Wednesday, April 04, 2007

Leakey & his transitionals


From here.

The fragmented skull Dr. Bromage reconstructed was originally discovered in Kenya in 1972 by Dr. Leakey, who reassembled it by hand and dated it at nearly three million years of age, an estimate revised to 1.9 million years by scientists who later discovered problems with the dating.

"Dr. Leakey produced an intrinsically biased reconstruction based on erroneous preconceived expectations of early human appearance that violated principles of craniofacial development," said Dr. Bromage, whose reconstruction, by contrast, shows a sharply protruding jaw and, together with colleague Francis Thackeray, Transvaal Museum, South Africa, a brain less than half the size of a modern human's.

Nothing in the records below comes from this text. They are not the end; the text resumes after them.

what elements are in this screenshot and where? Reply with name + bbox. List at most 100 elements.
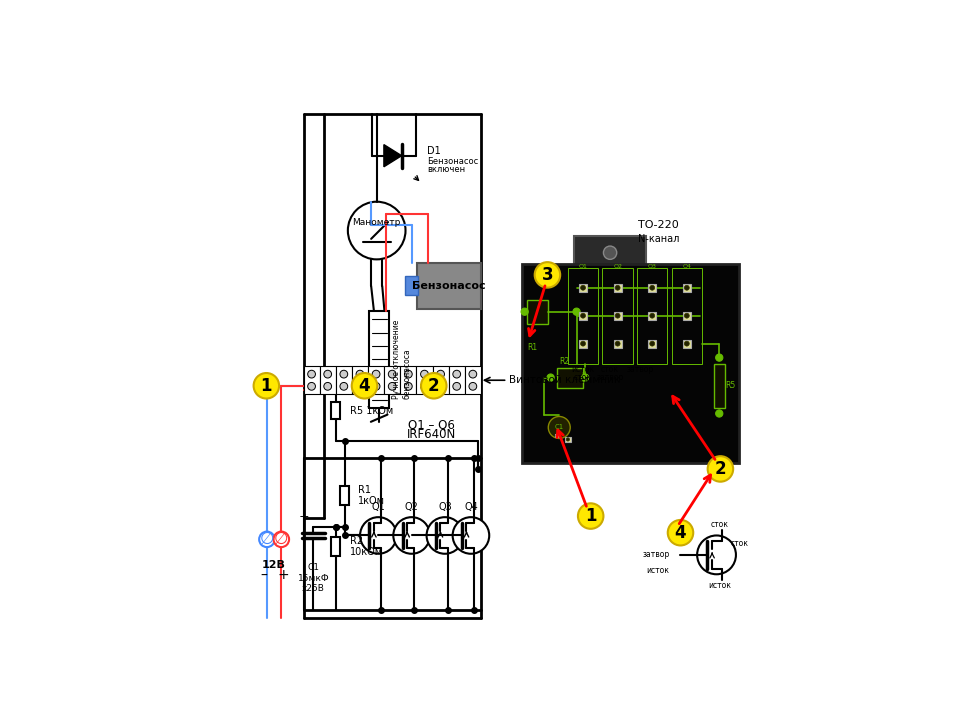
Bar bbox=[448, 366, 465, 394]
Text: R2
10кОм: R2 10кОм bbox=[349, 536, 383, 557]
Text: N-канал: N-канал bbox=[637, 234, 679, 244]
Text: +: + bbox=[277, 568, 289, 582]
Text: Q1: Q1 bbox=[579, 264, 588, 269]
Circle shape bbox=[615, 313, 620, 318]
Bar bbox=[648, 340, 657, 348]
Text: Q4: Q4 bbox=[683, 264, 691, 269]
Text: включен: включен bbox=[427, 165, 466, 174]
Circle shape bbox=[469, 382, 477, 390]
Bar bbox=[714, 364, 725, 408]
Text: 1: 1 bbox=[585, 507, 596, 525]
Bar bbox=[579, 312, 588, 320]
Bar bbox=[527, 300, 548, 324]
Text: R1: R1 bbox=[527, 343, 537, 352]
Circle shape bbox=[389, 382, 396, 390]
Circle shape bbox=[324, 370, 331, 378]
Text: 12В: 12В bbox=[262, 560, 286, 570]
Bar bbox=[418, 264, 481, 310]
Circle shape bbox=[360, 517, 396, 554]
Text: R5 1кОм: R5 1кОм bbox=[349, 406, 393, 415]
Text: ∅: ∅ bbox=[274, 531, 289, 549]
Circle shape bbox=[521, 308, 528, 315]
Circle shape bbox=[668, 520, 693, 546]
Text: затвор: затвор bbox=[627, 364, 654, 374]
Circle shape bbox=[684, 313, 689, 318]
Text: D1: D1 bbox=[427, 146, 441, 156]
Circle shape bbox=[426, 517, 463, 554]
Bar bbox=[683, 284, 691, 292]
Bar bbox=[574, 236, 646, 338]
Text: затвор: затвор bbox=[596, 373, 624, 382]
Circle shape bbox=[453, 382, 461, 390]
Bar bbox=[368, 366, 384, 394]
Circle shape bbox=[421, 373, 446, 399]
Circle shape bbox=[581, 313, 586, 318]
Text: –: – bbox=[261, 568, 268, 582]
Bar bbox=[603, 268, 633, 364]
Circle shape bbox=[615, 285, 620, 290]
Circle shape bbox=[684, 341, 689, 346]
Text: 4: 4 bbox=[359, 377, 371, 395]
Text: 3: 3 bbox=[541, 266, 553, 284]
Circle shape bbox=[453, 370, 461, 378]
Text: Q1 – Q6: Q1 – Q6 bbox=[408, 418, 454, 431]
Circle shape bbox=[372, 382, 380, 390]
Bar bbox=[400, 366, 417, 394]
Circle shape bbox=[573, 308, 580, 315]
Text: исток: исток bbox=[646, 566, 669, 575]
Circle shape bbox=[420, 382, 428, 390]
Circle shape bbox=[404, 382, 412, 390]
Text: ∅: ∅ bbox=[259, 531, 275, 549]
Bar bbox=[648, 284, 657, 292]
Text: Винтовой клеммник: Винтовой клеммник bbox=[509, 375, 620, 385]
Bar bbox=[648, 312, 657, 320]
Bar bbox=[637, 268, 667, 364]
Circle shape bbox=[650, 313, 655, 318]
Bar bbox=[579, 340, 588, 348]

These characteristics make the 1.9 million-year-old early human skull more like those of two archaic, apelike hominids, Australopithecus and early Paranthropus, living at least three million and 2.5 million years ago, respectively.

Dr. Bromage developed his reconstruction according to biological principles holding that the eyes, ears, and mouth must be in precise relationship to one another in all mammals.

"Because he did not employ biological principles, Dr. Leakey produced a reconstruction that could not have existed in real life," Dr. Bromage concluded.
Figures..

Searching for transitionals often leads to desperation. Tweak those suckers a bit, and you can make them work for ya.